The prior reason for having an express data model was to enable persistent text (e.g., similar to DOM's Text nodes) to be used for memory-resident updates. However, experience with Text nodes helps us understand that in most cases, the Text node object itself is irrelevant—what is often needed is the JavaScript string from the Text node in order to mutate, aggregate, and change the text. In the DOM, such string changes need to be presented via Layout, and the only way to do that is to re-add them into DOM Text nodes in an attached document tree. In canvas-based scenarios, rendering is not accomplished through the DOM, but through explicit drawing calls—therefore having a DOM Text node-like data model really does not accomplish much.

This proposal updates the FormattedText data model to be based on JavaScript strings for its content.
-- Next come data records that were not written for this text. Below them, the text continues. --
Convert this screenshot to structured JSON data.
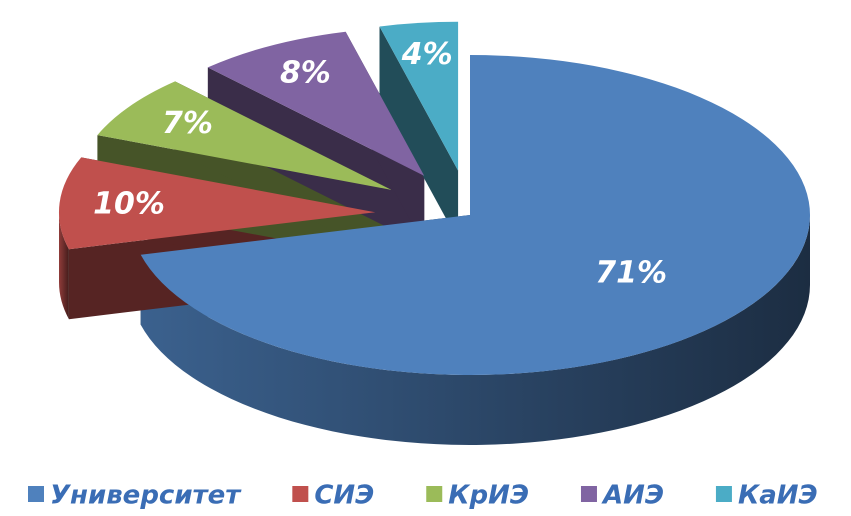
{
  "chart_data": {
    "type": "pie",
    "categories": [
      "Университет",
      "СИЭ",
      "КрИЭ",
      "АИЭ",
      "КаИЭ"
    ],
    "values": [
      71,
      10,
      7,
      8,
      4
    ],
    "value_labels": [
      "71%",
      "10%",
      "7%",
      "8%",
      "4%"
    ],
    "colors": [
      "#4f81bd",
      "#c0504d",
      "#9bbb59",
      "#8064a2",
      "#4bacc6"
    ],
    "legend": "bottom"
  }
}
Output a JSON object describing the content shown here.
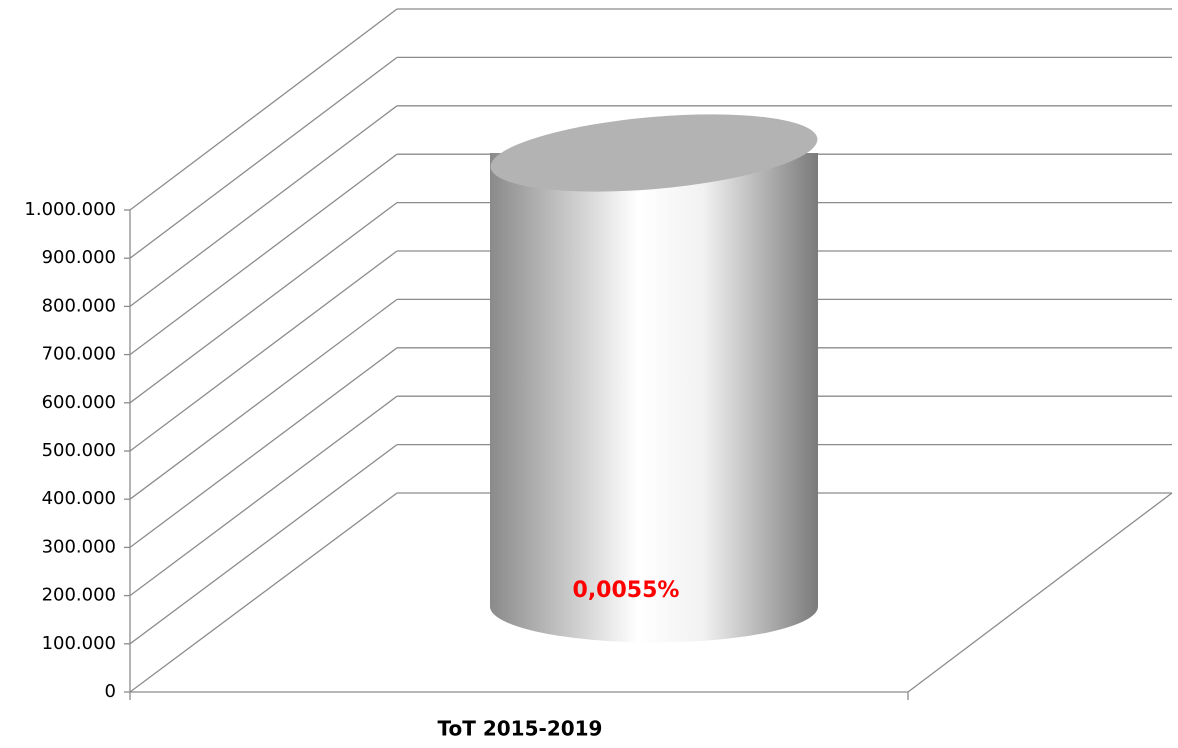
{
  "chart_data": {
    "type": "cylinder",
    "categories": [
      "ToT 2015-2019"
    ],
    "values": [
      910000
    ],
    "color": "#b3b3b3",
    "ylim": [
      0,
      1000000
    ],
    "yticks": [
      0,
      {
        "value": 100000,
        "label": "100.000"
      },
      {
        "value": 200000,
        "label": "200.000"
      },
      {
        "value": 300000,
        "label": "300.000"
      },
      {
        "value": 400000,
        "label": "400.000"
      },
      {
        "value": 500000,
        "label": "500.000"
      },
      {
        "value": 600000,
        "label": "600.000"
      },
      {
        "value": 700000,
        "label": "700.000"
      },
      {
        "value": 800000,
        "label": "800.000"
      },
      {
        "value": 900000,
        "label": "900.000"
      },
      {
        "value": 1000000,
        "label": "1.000.000"
      }
    ],
    "annotation": "0,0055%",
    "grid": true
  }
}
The expression of Formats (via CSS) can still be useful with platform-persistent objects. Leveraging CSS is ultimately convenient because we anticiapte running layout algorithms on a worker anyway, meaning alternative representations of style/formatting need to ultimately be translated into content the layout engine can understand, and CSS is a well-trod path for expressing this. Issue #27 has some good recommendations for isolating the style for re-usability, which we agree will have positive performance outcomes given that formats are less-likely to rapidly change, and do need some form of persistence if any re-use is desired. It could make sense that an author's styling system (expressed likely as key/value style type pairs in JavaScript) could be translated into persistent style objects (and while this iteration continues to use CSS, we are not opposed to this possibility). In any case, some translation into a form not native to the application would be ultimately required regardless of the shape that the API ends up being (property based or CSS based). Issue #34 also hints at a reusable style application, though per that issue, Selector-based matching isn't applicable when elements are not in use, making a StyleSheet-based approach unfit.

We also propose changes that create a persistent style object that can be used in the data model.